Leicester (3.02%), Nottingham (2.96%) and Northamptonshire (2.44%) were found to be hotposts for rental growth over the last 12 months, Landbay’s Rental Index has found.

The index, powered by MIAC, also found the average rent for a property in England grew by 0.64% in the year to April. This is as falling rents in London (-0.27%) continued to weigh down on otherwise resilient rental growth in the rest of England (1.19%).

John Goodall, chief executive and co-founder of Landbay, said: “Falling rents in some parts of the country, especially expensive prime London locations, distort the picture for the rest of England where rents are continuing to grow at a steady pace.

“Britain will always need homes, and the growing cohort of people that can’t buy, or don’t want to, will more than ever rely on the private rental sector to house them in the years ahead.
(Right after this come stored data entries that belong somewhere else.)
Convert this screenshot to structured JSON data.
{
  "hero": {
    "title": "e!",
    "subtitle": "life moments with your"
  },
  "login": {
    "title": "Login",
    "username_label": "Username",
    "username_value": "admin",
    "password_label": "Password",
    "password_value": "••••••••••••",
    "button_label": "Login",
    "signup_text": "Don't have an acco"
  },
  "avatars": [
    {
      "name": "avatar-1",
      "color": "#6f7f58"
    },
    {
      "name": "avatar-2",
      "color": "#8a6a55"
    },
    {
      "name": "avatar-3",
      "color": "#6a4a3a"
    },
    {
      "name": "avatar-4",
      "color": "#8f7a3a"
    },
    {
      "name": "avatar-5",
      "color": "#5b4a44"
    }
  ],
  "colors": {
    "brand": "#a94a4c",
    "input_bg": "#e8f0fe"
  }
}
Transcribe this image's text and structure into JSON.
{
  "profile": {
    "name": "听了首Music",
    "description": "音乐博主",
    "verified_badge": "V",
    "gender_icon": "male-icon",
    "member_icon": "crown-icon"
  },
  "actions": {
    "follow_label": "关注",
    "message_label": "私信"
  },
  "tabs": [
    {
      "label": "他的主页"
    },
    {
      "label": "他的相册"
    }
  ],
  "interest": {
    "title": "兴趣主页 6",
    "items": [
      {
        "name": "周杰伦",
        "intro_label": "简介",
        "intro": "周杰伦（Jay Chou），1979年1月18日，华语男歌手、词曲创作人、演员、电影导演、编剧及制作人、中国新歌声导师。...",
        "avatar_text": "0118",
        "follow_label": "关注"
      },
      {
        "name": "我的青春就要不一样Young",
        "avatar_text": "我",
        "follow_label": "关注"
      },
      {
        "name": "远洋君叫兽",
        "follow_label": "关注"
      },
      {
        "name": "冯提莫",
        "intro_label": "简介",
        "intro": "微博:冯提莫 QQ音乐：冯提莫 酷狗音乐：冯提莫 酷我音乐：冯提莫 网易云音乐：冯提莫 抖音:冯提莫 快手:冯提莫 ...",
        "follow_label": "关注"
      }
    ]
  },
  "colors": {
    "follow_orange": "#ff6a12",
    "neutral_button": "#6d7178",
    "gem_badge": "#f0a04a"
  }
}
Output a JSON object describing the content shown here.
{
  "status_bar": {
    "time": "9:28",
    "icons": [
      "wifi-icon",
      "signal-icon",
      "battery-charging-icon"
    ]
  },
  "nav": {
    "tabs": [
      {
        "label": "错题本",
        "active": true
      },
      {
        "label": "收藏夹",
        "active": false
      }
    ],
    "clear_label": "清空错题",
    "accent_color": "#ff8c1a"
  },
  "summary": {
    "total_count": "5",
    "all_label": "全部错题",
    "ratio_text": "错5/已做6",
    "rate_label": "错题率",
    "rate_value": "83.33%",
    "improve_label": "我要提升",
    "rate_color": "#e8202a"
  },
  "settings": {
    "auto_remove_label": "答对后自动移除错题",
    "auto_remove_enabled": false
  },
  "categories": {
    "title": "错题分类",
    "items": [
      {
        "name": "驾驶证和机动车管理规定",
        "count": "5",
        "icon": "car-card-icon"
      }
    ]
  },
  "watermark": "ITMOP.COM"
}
“Rental growth may not be what it used to be, but the pace of change varies wildly between regions. Prospective landlords need to be astute to maximise their profits, using variations in rental growth and yields over the past year to pick out some of the most promising regions for buy-to-let.

“Consistent rental demand will obviously drive returns in the long-term, but by selecting the right location yields will be even greater.”

And eight of the top 10 hotspots for rental growth were situated in either the East Midlands or East of England. These two regions, as well as the South West, continue to lead the way in terms of rental growth, with annual increases of 2.06%, 1.50%, and 1.54% respectively.

Six London boroughs feature in the UK’s bottom 10 places for rent falling over the past year, including Kensington and Chelsea (-1.40%), Kingston upon Thames (-0.98%), Hammersmith and Fulham (-0.81%).

Also Tower Hamlets (-0.79%), Barnet (-0.69%) and Harrow (-0.68%), and in total half of the London boroughs (17 out of 33) have seen rents fall year on year.

Meanwhile, Bexley (1.37%), Havering (1.30%) and City of London (1.19%) have all seen rents rise by more than 1%, with just six boroughs exhibiting growth ahead of the 0.64% average in England.

The average rent paid for a property in England now stands at £1,232, or £768 if you exclude London.

The lowest average rent is found in the North East (£552), where rents have shown very modest long-term growth over the past five years, increasing by just 1.8% during this time. Despite a year-on-year increase of 0.26%, rents in the North East have been falling since the start of 2018.